From the New York Post:
‘…As of September 2013, the median household income in New York City, according to the US Census, was $50,895. According to a 2012 report issued by the City Comptroller’s Office, 49 percent of New Yorkers had unaffordable rents — and rent, for half of us, gobbles up more than 30 percent of our income. This month, Forbes magazine ranked New York City the most overpriced metropolis in America.
Ironically, the New Yorkers most expected to live with no budgets, no cares and no limitations are members of the creative class, people with typically low-paying glamour jobs in media, the arts, fashion, publishing.
And the closer their proximity to wealth and fame, the higher the pressure — recall celebrity photographer Annie Leibovitz, one-time owner of three conjoined West Village townhouses who found herself $24 million in debt in 2009.
“How Could This Happen to Annie Leibovitz?” asked New York magazine. In 2004, Leibovitz was caring for her father, who had cancer, as well as her partner, Susan Sontag, who had also been diagnosed with cancer. She spent thousands shuttling Sontag around the country, in a private plane, for treatment.
But Leibovitz was also done in by reckless spending, possibly aggravated by too much time in the company of cultural and political power brokers.
“I see this a lot,” says Norah Lawlor, a longtime publicist who met Scott several times. “You come here, change your name and want to be fabulous. You get caught up.”

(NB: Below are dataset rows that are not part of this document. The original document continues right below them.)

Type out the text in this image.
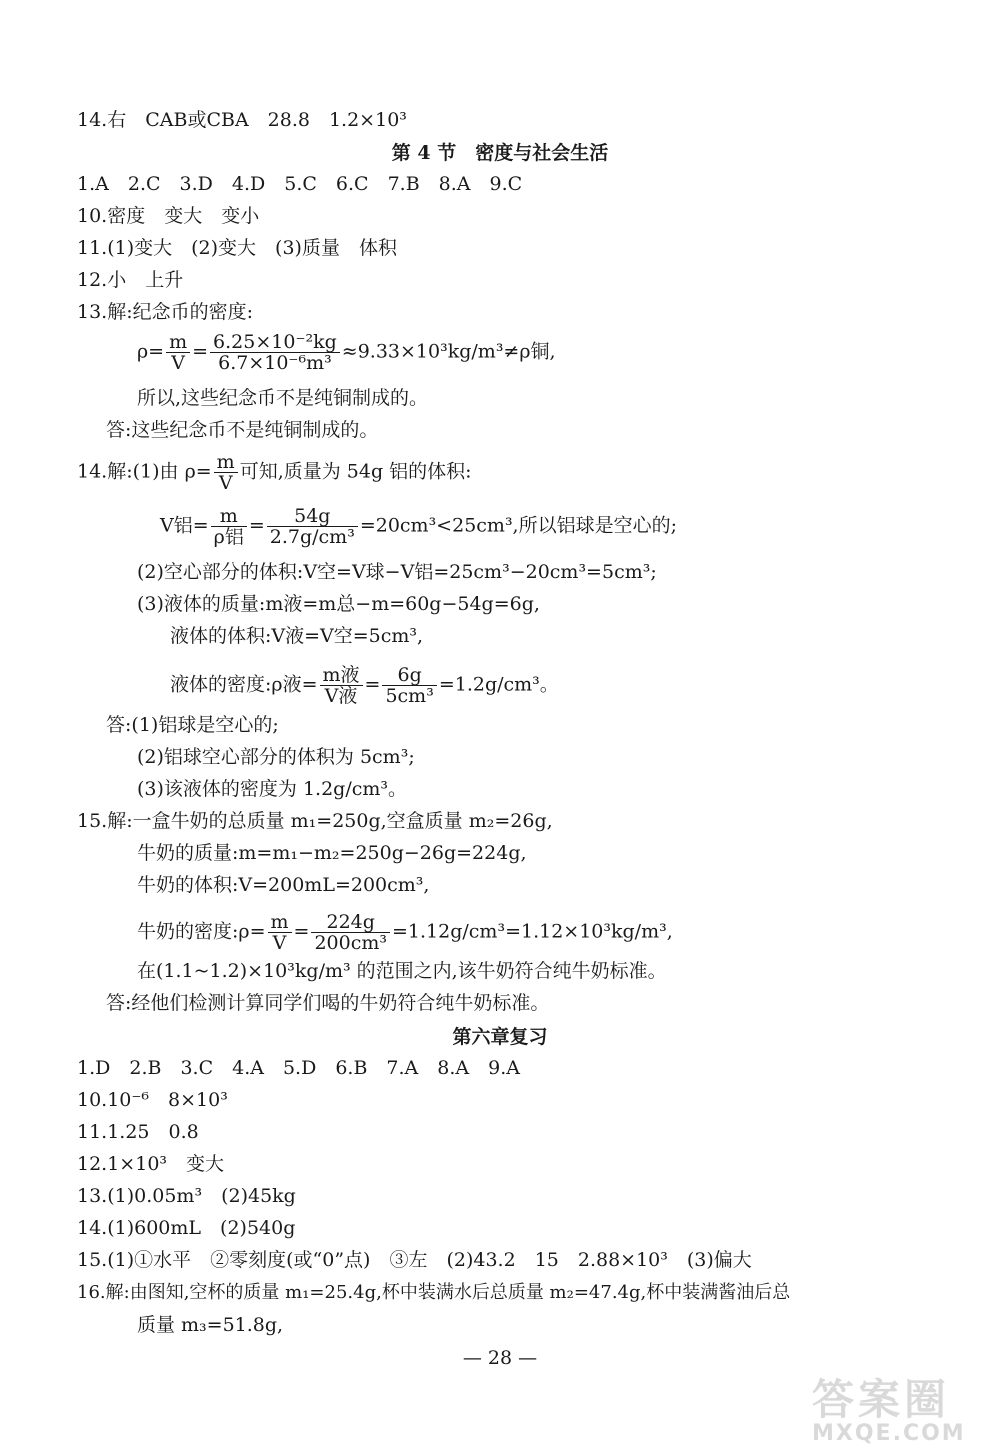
14.右　CAB或CBA　28.8　1.2×10³
第 4 节　密度与社会生活
1.A　2.C　3.D　4.D　5.C　6.C　7.B　8.A　9.C
10.密度　变大　变小
11.(1)变大　(2)变大　(3)质量　体积
12.小　上升
13.解:纪念币的密度:
$\rho= \frac{m}{V} = \frac{\text{6.25×10⁻²kg}}{\text{6.7×10⁻⁶m³}} \approx 9.33\times 10^3kg/m^3\ne\rho$铜,
所以,这些纪念币不是纯铜制成的。
答:这些纪念币不是纯铜制成的。
14.解:(1)由 $\rho= \frac{m}{V}$ 可知,质量为 54g 铝的体积:
V铝= $\frac{m}{\text{ρ铝}} = \frac{54g}{\text{2.7g/cm³}} =20cm^3<25cm^3$,所以铝球是空心的;
(2)空心部分的体积:V空=V球−V铝=25cm³−20cm³=5cm³;
(3)液体的质量:m液=m总−m=60g−54g=6g,
液体的体积:V液=V空=5cm³,
液体的密度:ρ液= $\frac{\text{m液}}{\text{V液}} = \frac{6g}{\text{5cm³}} =1.2g/cm^3$。
答:(1)铝球是空心的;
(2)铝球空心部分的体积为 5cm³;
(3)该液体的密度为 1.2g/cm³。
15.解:一盒牛奶的总质量 m₁=250g,空盒质量 m₂=26g,
牛奶的质量:m=m₁−m₂=250g−26g=224g,
牛奶的体积:V=200mL=200cm³,
牛奶的密度:ρ= $\frac{m}{V} = \frac{224g}{\text{200cm³}} =1.12g/cm^3=1.12\times 10^3kg/m^3$,
在(1.1~1.2)×10³kg/m³ 的范围之内,该牛奶符合纯牛奶标准。
答:经他们检测计算同学们喝的牛奶符合纯牛奶标准。
第六章复习
1.D　2.B　3.C　4.A　5.D　6.B　7.A　8.A　9.A
10.10⁻⁶　8×10³
11.1.25　0.8
12.1×10³　变大
13.(1)0.05m³　(2)45kg
14.(1)600mL　(2)540g
15.(1)①水平　②零刻度(或“0”点)　③左　(2)43.2　15　2.88×10³　(3)偏大
16.解:由图知,空杯的质量 m₁=25.4g,杯中装满水后总质量 m₂=47.4g,杯中装满酱油后总
质量 m₃=51.8g,
— 28 —
答案圈
MXQE.COM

Scott was originally Luann Bambrough and was raised in a small Utah town by adoptive Mormon parents. But at some point, the persona she projected in the pages of Vogue — cool-girl courtesan to a rock ’n’ roll lothario, designer to A-list clientele — became her reality.
Until it wasn’t.
“She was turning 50, her business was closing, and she’s friends with celebrities but can’t go to them [for help],” Lawlor says. “People come to New York City and want to be part of a certain clique, and think they are. But it often catches up to them…” (Source)
The moral of the story?
Be yourself and live within your means!